I am seeing a big shift toward AI for journey mapping. AI can crunch data and provide insights, personas and customer journeys much faster and more accurately than the current process. Many CX professionals have made their crust off the back of customer journey mapping which is often a long drawn-out process with lots of post-it notes, workshops and research. I think this will become a thing of the past very quickly and CX professionals will need to focus their energy on strategy, impact and innovation.
What skills have served you best in your CX career?
My creativity and audacity to try whacky new approaches to problems. I’m never one to shy away from doing something that raises a few eyebrows and that may fail spectacularly. For every failure, I have had success and vice versa. They key is not to get too hung up on either. Simply learn from it celebrate it and move on. Not sure this is a skill but the other thing that has served me well is the high energy to everything I do. I believe energy attracts energy and the more you give the more you will get back from those you serve.
What’s the best advice you’d give someone just starting out in their CX career, or just starting to transition from a related discipline like call centre or customer service management?

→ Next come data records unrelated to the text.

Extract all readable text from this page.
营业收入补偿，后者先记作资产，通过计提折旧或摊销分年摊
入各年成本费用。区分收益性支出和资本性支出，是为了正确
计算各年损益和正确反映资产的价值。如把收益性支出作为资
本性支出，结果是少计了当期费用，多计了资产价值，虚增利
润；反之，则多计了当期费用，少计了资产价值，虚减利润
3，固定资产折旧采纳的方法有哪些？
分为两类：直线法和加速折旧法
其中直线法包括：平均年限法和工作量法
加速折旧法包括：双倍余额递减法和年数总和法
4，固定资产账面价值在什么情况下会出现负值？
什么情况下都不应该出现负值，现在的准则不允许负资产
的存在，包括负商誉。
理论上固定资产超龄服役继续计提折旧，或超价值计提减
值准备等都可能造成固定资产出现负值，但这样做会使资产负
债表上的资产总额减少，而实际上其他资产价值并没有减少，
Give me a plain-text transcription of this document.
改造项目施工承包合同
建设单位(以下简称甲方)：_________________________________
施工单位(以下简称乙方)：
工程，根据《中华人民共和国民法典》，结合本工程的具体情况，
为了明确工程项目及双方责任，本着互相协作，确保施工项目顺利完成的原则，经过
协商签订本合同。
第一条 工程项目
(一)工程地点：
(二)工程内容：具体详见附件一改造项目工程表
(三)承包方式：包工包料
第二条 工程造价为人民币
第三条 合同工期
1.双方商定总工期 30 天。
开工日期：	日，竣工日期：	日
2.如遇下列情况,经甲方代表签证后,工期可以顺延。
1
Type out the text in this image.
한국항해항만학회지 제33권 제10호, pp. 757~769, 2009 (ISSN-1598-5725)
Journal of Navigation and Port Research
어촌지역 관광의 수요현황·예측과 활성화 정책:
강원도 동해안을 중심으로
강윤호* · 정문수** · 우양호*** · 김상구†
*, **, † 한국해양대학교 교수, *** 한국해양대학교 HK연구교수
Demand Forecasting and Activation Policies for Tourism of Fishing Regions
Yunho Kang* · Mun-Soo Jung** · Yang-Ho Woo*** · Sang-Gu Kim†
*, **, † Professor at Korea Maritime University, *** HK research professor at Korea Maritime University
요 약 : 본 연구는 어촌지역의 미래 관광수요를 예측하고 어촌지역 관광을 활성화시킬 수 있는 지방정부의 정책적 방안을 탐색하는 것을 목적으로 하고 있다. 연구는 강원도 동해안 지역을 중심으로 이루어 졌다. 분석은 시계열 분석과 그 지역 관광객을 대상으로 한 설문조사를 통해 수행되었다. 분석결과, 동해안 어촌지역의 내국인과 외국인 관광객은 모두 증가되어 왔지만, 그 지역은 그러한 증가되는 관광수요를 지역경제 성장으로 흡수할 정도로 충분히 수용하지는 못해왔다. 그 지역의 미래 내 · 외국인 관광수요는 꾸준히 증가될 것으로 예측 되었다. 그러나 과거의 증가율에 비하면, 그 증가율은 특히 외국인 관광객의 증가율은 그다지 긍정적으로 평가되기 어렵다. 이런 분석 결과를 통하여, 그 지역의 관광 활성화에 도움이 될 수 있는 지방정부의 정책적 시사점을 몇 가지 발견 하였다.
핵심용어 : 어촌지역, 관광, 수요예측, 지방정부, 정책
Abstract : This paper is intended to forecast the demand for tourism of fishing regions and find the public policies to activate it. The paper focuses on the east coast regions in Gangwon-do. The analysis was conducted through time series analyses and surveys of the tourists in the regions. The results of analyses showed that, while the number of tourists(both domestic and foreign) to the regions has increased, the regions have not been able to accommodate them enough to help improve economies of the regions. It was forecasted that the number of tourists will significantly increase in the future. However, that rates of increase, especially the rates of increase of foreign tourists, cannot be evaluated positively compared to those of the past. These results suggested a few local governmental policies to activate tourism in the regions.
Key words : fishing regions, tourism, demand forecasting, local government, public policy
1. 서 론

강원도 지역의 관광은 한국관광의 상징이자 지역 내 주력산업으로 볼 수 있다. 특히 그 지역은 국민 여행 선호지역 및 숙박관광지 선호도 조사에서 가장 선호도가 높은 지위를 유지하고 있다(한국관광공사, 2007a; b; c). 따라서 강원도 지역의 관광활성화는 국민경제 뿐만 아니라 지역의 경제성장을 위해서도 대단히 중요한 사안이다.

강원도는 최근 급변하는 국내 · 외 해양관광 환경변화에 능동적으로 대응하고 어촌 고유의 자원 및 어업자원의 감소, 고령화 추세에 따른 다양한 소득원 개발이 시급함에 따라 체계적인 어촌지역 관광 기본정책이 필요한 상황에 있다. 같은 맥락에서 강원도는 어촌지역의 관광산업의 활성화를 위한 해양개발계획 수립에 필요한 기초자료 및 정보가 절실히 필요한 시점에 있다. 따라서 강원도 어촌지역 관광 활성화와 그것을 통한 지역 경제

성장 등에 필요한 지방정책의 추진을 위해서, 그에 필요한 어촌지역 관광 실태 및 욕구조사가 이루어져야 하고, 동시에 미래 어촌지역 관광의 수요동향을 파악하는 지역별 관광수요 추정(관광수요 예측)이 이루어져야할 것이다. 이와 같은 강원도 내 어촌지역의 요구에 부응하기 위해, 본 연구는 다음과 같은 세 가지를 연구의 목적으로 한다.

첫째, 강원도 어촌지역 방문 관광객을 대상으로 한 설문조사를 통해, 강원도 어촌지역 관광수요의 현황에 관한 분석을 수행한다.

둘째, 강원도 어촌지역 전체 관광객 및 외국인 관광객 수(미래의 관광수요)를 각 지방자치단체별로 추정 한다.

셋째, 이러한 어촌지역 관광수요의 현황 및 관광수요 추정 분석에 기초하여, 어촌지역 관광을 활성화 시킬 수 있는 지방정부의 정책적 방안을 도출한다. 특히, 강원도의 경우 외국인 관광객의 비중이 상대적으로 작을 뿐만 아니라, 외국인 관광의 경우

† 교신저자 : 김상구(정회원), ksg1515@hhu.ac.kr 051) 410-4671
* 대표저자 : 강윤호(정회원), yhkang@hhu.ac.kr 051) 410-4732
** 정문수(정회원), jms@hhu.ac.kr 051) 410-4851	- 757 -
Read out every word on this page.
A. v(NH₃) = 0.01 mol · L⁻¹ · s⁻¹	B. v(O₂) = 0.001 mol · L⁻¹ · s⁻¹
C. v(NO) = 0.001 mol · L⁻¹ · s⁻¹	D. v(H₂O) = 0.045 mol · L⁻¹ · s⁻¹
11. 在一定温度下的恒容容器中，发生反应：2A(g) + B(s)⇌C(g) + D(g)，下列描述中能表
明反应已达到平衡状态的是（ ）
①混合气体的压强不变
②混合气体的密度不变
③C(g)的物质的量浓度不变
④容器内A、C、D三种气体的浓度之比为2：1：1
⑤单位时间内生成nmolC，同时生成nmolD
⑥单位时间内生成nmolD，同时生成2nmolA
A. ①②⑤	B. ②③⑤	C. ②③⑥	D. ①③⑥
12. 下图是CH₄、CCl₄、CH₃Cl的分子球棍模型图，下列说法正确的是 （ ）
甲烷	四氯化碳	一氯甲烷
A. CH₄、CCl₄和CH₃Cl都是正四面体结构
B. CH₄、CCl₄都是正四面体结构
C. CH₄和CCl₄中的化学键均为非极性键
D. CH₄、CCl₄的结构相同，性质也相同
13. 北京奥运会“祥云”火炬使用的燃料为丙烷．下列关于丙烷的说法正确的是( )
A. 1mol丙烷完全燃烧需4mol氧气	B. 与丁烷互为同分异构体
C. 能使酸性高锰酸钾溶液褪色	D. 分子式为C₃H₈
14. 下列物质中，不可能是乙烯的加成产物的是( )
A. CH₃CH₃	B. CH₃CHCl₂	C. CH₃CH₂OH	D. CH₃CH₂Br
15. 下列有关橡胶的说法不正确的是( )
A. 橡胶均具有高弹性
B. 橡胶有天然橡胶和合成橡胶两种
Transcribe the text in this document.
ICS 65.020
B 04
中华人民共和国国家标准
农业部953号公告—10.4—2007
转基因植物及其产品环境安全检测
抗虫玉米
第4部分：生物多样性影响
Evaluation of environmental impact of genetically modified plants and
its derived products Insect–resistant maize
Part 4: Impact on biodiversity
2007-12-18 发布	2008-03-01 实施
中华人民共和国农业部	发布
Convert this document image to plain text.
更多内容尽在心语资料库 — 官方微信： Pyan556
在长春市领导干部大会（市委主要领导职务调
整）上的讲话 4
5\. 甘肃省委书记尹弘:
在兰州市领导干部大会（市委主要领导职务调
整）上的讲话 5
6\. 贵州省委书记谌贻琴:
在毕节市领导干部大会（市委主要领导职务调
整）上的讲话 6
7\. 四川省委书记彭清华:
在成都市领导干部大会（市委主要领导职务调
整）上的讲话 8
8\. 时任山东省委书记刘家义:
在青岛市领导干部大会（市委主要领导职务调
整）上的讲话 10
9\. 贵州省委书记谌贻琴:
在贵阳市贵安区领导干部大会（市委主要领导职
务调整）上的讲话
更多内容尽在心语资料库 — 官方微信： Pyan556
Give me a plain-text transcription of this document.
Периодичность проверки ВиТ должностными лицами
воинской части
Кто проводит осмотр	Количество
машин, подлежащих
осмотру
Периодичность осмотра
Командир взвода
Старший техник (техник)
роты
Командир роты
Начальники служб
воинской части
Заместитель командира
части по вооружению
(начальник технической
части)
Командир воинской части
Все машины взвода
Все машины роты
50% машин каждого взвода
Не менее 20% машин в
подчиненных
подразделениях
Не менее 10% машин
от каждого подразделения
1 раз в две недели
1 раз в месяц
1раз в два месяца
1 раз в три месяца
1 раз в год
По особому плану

Be curious and maintain the pace. As a kid, I would always pull my toys apart to see how they worked. It drove my parents nuts but I found that this curiosity is one of the key ingredients to a great CX practitioner. Don’t assume just because something is working that it isn’t broken. That sounds silly but often we think a process is working because we don’t hear about it but when you unscrew it all you find out that its broken and people have just found a quick workaround that stops people putting it on your radar. If you’re transitioning from a discipline like call centre then keep the pace. What I mean by that is that customer service is so fast-paced and often CX is anything but. Operating at pace is a fantastic discipline, don’t let things like bureaucracy slow you down. Pace will serve you well.
When did CX as a discipline pop up on your radar? How have you seen it evolve or change over that period of time?
I distinctly remember roles such as the Chief Customer Officer popping up around 2015 which was around the same time that contact centres were getting a much greater voice with the C-suite. This was in my opinion a good thing as CX before that was a marketing function which I found to be a little odd. It sat there because that is where research lived but I saw it as a strange fit because there were no practitioners and it all felt a little academic. Seeing CX become its own entity within an organisation was a positive evolution.
What trend do you think will be most impactful in (your niche of) the CX space over the next three years?
That of AI in its ability to remove mundane tasks from employee roles and customer life admin. This will make interactions more meaningful for both the customer and the employee. It will also drive deeper thought in role design to make roles more meaningful. Customer service will become more white glove and less administrative and there will be a higher value on it both from an industry and customer perspective.